Adlon, an avid fan of classic film, cited Charles Bronson’s 1976 western “From Noon Till Three” as inspiration for a moment in Eden’s life that she’ll “be reliving over and over.”
“I just said to Stephan and Ilana, ‘Let’s go,’” Adlon said. “Having the camera watch them while they’re getting to know each other, you needed to feel like they were taking four [separate] train rides — that a significant amount of time is going by. But also, I really wanted it to feel like they had a relationship because that’s so significant to Eden in this movie.”
But cutting the sequence proved to be “a total nightmare.” Adding music while minimizing the screeching sounds of a real subway ride was challenging, as was finding the right moments that could build a smooth rhythm for these two lovebirds’ dreamlike connection.
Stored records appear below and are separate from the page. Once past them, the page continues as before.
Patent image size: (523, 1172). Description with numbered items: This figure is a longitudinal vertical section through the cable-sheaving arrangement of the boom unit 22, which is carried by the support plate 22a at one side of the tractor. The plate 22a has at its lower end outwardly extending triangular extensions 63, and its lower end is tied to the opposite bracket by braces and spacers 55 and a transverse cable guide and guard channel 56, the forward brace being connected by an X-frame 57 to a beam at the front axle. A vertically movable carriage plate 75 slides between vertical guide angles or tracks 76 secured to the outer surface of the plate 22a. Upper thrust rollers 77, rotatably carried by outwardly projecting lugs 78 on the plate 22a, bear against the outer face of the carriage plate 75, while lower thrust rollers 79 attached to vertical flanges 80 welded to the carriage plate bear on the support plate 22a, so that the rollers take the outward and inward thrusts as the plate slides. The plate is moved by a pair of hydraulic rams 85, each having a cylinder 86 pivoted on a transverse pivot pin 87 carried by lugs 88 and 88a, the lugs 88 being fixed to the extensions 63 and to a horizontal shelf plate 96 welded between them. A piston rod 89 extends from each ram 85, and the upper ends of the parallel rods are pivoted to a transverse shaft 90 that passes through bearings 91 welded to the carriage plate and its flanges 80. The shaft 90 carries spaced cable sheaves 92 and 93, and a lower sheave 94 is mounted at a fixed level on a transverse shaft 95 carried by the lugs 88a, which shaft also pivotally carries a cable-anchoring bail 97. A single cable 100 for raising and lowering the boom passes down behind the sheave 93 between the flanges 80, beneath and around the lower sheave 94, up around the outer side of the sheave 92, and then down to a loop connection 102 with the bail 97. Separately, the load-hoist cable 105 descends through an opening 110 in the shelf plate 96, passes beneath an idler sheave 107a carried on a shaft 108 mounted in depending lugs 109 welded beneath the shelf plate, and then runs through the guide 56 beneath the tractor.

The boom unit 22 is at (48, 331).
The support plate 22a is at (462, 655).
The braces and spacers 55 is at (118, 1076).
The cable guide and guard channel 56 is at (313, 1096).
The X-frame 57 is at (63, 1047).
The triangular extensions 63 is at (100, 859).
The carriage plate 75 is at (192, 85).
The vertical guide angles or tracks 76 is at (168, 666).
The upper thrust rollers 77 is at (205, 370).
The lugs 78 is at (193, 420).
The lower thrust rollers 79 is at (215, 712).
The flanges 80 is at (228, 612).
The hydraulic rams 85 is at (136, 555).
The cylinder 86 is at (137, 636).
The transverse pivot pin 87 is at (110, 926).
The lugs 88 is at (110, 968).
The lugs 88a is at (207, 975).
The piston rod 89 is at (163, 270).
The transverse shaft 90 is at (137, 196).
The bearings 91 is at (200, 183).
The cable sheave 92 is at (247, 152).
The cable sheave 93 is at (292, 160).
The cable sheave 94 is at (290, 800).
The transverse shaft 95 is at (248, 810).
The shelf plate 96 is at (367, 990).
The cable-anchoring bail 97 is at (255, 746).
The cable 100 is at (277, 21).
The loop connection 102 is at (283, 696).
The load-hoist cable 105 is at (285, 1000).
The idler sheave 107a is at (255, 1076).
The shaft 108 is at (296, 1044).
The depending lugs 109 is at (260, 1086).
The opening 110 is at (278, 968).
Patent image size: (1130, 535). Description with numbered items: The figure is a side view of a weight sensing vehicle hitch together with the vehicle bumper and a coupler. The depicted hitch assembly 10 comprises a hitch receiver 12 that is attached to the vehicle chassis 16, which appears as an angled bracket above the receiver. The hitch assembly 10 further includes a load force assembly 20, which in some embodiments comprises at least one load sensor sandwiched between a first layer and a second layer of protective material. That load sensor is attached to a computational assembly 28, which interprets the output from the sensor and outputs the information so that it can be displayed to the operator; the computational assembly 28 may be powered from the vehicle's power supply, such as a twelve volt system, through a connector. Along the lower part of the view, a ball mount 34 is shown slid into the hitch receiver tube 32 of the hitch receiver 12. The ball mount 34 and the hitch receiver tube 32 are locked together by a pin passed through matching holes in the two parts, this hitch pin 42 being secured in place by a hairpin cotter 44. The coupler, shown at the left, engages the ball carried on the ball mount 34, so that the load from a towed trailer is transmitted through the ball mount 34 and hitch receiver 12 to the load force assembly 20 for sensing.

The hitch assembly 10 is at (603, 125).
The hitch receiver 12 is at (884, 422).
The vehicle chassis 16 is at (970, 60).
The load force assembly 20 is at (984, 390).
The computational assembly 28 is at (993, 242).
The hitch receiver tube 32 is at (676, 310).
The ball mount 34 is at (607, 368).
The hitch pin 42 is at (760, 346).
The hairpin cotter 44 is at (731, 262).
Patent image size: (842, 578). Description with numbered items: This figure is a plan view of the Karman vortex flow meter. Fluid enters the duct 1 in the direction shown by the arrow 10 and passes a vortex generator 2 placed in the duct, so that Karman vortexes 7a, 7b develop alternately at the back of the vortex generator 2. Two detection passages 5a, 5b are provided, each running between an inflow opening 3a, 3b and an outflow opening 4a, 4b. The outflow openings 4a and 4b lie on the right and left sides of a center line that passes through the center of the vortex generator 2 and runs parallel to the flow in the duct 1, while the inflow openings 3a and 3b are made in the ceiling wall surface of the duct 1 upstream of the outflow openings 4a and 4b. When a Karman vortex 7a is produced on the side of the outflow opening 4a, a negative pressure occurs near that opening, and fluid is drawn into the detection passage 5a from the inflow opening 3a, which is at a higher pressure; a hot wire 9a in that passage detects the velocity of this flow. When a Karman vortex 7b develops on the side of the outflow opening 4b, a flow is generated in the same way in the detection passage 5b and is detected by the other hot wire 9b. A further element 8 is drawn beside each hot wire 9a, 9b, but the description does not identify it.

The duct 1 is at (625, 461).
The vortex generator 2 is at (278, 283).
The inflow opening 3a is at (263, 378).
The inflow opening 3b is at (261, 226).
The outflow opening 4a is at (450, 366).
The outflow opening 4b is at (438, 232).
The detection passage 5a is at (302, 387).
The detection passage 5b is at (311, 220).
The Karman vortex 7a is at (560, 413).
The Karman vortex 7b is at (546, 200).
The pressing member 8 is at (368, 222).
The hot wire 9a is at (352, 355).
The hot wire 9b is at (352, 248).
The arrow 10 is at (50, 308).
“We couldn’t do anything about that [screeching noise]. It was crazy,” Adlon said. “So then we made it part of it — it became part of the scene, to talk about the sounds of the subway.”
Glazer’s comedic chops not only helped with the edit, but created a few extra jokes in the process, and the final version of the sequence feels effortless — as if everything came together exactly as planned. The film overall is equally effervescent, an honest, unflinching comedy that’s funny all the way through, and yet still earnest and moving when it matters. While thematically similar to “Better Things” (both stories are invested in motherhood and how being a parent affects and alters so many aspects of your life), “Babes” is tonally distinct. It’s a crowd-pleaser, start to finish, and one that should play well to theaters filled with hundreds of people.
Adlon is quick to credit her colleagues, just as she’s eager for “Babes” to bring attention to the hard-working women in Hollywood, but her ability to bring everything — and everyone — together can’t be undervalued. Whether it’s the unforeseeable surprises of an indie production, building fruitful relationships with her fellow artists, or following her convictions to ensure the vision she has is realized, Adlon’s abilities as a director are manifold.
She is, as they say, a real one.
Neon will release “Babes” in theaters Friday, May 17. A wide release is scheduled for Friday, June 4.